Ed - Regarding your 2nd, 3rd paragraphs, and last part of your 4th 
paragraph, yes, that's exactly what I'm dealing with. In my current case 
it is auto ways, but I was also thinking toward your situation.

For me, at least, tunnel, whether footpath, road or waterway implies no 
side access, unless you map entry ports along the tunnel. A "covered" way, 
on the other hand, implies (or would imply) that there may be ad hoc or 
unmapped access to it, such from parking, or from most points to a 
sidewalk, even when the sign says "Keep off the grass". Of course, others 
may see it differently. For example, if I mapped a covered street and a 
covered sidewalk in parallel, I would assume I could get in or out of a 
car from the sidewalk, if it were tagged "covered" but that I could not do 
that if each was a tunnel, unless I mapped a connecting tunnel.

It seems that most of your other issues have more to do with shade 
covering rather than weather elements. Things such a "portico" can better 
be described as building attributes rather than shelter or shading 
attributes on the way. The only (unlikely) exception would be if their is 
a meaningful height restriction, which should be tagged on the way as 
"maxheight=*". This by the way, is a precedence of for tagging the way 
rather than what is above it with the information. We don't tag a bridge 
with its height, we tag the underpassing way with maxheight.

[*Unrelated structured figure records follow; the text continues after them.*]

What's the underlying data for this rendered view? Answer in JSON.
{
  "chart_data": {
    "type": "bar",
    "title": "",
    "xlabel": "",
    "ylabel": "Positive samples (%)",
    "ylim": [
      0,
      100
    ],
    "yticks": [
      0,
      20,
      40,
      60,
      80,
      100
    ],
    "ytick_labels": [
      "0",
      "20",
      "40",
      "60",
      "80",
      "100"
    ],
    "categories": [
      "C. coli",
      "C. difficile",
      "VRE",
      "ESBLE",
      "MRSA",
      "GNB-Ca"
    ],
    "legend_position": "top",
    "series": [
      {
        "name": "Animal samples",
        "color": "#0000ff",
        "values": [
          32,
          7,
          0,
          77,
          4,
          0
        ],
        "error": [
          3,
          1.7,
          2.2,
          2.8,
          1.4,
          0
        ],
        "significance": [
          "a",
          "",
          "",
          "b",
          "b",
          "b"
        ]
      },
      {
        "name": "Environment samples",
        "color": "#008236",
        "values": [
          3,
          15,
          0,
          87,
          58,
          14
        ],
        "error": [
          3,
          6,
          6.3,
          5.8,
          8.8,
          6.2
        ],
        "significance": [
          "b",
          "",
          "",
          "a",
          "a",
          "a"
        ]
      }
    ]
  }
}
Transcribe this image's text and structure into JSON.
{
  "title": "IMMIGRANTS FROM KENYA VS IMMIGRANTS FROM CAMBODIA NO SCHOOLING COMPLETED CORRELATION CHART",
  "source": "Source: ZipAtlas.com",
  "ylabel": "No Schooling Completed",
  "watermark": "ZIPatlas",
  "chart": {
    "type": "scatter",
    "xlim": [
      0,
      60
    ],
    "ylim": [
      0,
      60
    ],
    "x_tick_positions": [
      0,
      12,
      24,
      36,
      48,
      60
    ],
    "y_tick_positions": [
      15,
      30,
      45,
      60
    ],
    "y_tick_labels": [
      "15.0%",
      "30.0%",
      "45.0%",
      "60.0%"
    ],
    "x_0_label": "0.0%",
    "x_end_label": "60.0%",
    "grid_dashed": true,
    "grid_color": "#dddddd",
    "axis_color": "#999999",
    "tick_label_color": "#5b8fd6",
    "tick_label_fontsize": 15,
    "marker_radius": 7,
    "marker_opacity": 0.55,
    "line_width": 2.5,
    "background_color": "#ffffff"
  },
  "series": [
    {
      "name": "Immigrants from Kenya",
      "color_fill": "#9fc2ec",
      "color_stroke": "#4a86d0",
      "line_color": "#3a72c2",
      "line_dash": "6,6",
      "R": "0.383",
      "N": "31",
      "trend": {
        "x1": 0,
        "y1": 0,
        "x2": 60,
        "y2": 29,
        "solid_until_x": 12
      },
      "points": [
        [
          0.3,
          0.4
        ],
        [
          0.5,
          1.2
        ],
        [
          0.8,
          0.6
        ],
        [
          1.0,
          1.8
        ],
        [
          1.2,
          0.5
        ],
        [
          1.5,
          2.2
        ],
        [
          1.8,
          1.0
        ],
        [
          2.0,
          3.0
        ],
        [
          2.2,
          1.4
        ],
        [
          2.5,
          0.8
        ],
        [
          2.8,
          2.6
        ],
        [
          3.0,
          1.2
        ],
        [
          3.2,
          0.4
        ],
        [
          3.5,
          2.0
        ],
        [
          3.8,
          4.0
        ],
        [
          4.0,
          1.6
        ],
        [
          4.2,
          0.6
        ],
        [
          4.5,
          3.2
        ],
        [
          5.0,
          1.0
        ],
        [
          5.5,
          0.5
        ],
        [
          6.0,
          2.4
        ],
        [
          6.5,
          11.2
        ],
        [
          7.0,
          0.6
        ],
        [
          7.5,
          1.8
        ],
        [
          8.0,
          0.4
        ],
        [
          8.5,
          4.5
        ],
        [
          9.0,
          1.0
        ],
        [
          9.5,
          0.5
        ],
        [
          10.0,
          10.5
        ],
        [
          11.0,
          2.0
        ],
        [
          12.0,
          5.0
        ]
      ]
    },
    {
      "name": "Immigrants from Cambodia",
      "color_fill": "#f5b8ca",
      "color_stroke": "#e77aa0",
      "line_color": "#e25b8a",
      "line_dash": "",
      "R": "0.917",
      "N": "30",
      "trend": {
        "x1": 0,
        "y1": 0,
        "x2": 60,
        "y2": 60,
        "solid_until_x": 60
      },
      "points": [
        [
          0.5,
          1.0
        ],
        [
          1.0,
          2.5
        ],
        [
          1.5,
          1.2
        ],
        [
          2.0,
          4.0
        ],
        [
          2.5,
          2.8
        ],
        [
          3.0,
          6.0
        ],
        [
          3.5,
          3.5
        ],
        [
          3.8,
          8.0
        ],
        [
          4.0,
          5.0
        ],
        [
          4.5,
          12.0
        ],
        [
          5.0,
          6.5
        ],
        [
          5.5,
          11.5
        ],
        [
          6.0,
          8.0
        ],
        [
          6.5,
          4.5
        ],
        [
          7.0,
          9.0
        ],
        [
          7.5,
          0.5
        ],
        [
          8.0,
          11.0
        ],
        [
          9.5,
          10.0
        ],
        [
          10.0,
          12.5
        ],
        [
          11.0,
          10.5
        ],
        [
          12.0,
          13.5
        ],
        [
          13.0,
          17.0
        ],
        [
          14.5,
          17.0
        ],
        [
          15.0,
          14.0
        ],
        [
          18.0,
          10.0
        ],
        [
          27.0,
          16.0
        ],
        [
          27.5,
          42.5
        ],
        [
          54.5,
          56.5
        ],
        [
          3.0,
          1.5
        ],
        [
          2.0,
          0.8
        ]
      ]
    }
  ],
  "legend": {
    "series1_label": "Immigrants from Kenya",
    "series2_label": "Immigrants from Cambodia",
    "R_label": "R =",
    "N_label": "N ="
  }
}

Depending on how sophisticated you want to get, shade can be a very 
complex issue, as I'm sure you recognize. If the trees are deciduous then 
shaded may need a seasonal qualification. (or, it may not be important 
during those months when the trees are bare) If a path is next to a 
building, possibly a seasonal (as in your example), or maybe an hourly 
restriction, depending on the side of the building. Do you want to route 
based on morning vs. afternoon classes? An hourly restriction can even 
apply to a building overhang or an awning, depending on how far out it 
extends. I think that "shaded" would be a valid attribute for ways, and 
you may have to come up with your own qualifiers to associate with the 
shaded attribute, such as "seasonal=[months] and time=[daylight hours] 
that will work for your specific purpose, but will be ignored by more 
general renderers and routers. "covered" would imply total shade, unless 
the way was also tagged with "shaded".

In the case of the path next to the building, you have a situation where 
the building attributes might be important. Depending on how sophisticated 
you want to make it, the routing software could be made smart enough to 
determine how close, and in what direction a building is, from the 
sidewalk, so it could estimate shade as a function of time and/or month. 
The building can be tagged with a physical attribute, height, which could 
aid in determining when a pedestrian way is shaded by the building.  There 
is a whole page on proposed building attribute tags, including 

There are those who would argue that there is a node/way/area tag for 
tree(s) that can be used to map the areas of a path that are shaded by 
trees, and that this is the preferred method of mapping trees. I 
personally believe that you have to look at the purpose of the mapping. If 
it is just to show that there are some trees around an area then that is 
adequate. If you are mapping for a different purpose that is more related 
to using a way, then, in my opinion, a method, that while on the surface 
is redundant, is more functional to your purpose, is not only valid, but 

As you see, my tendency at times is to ramble.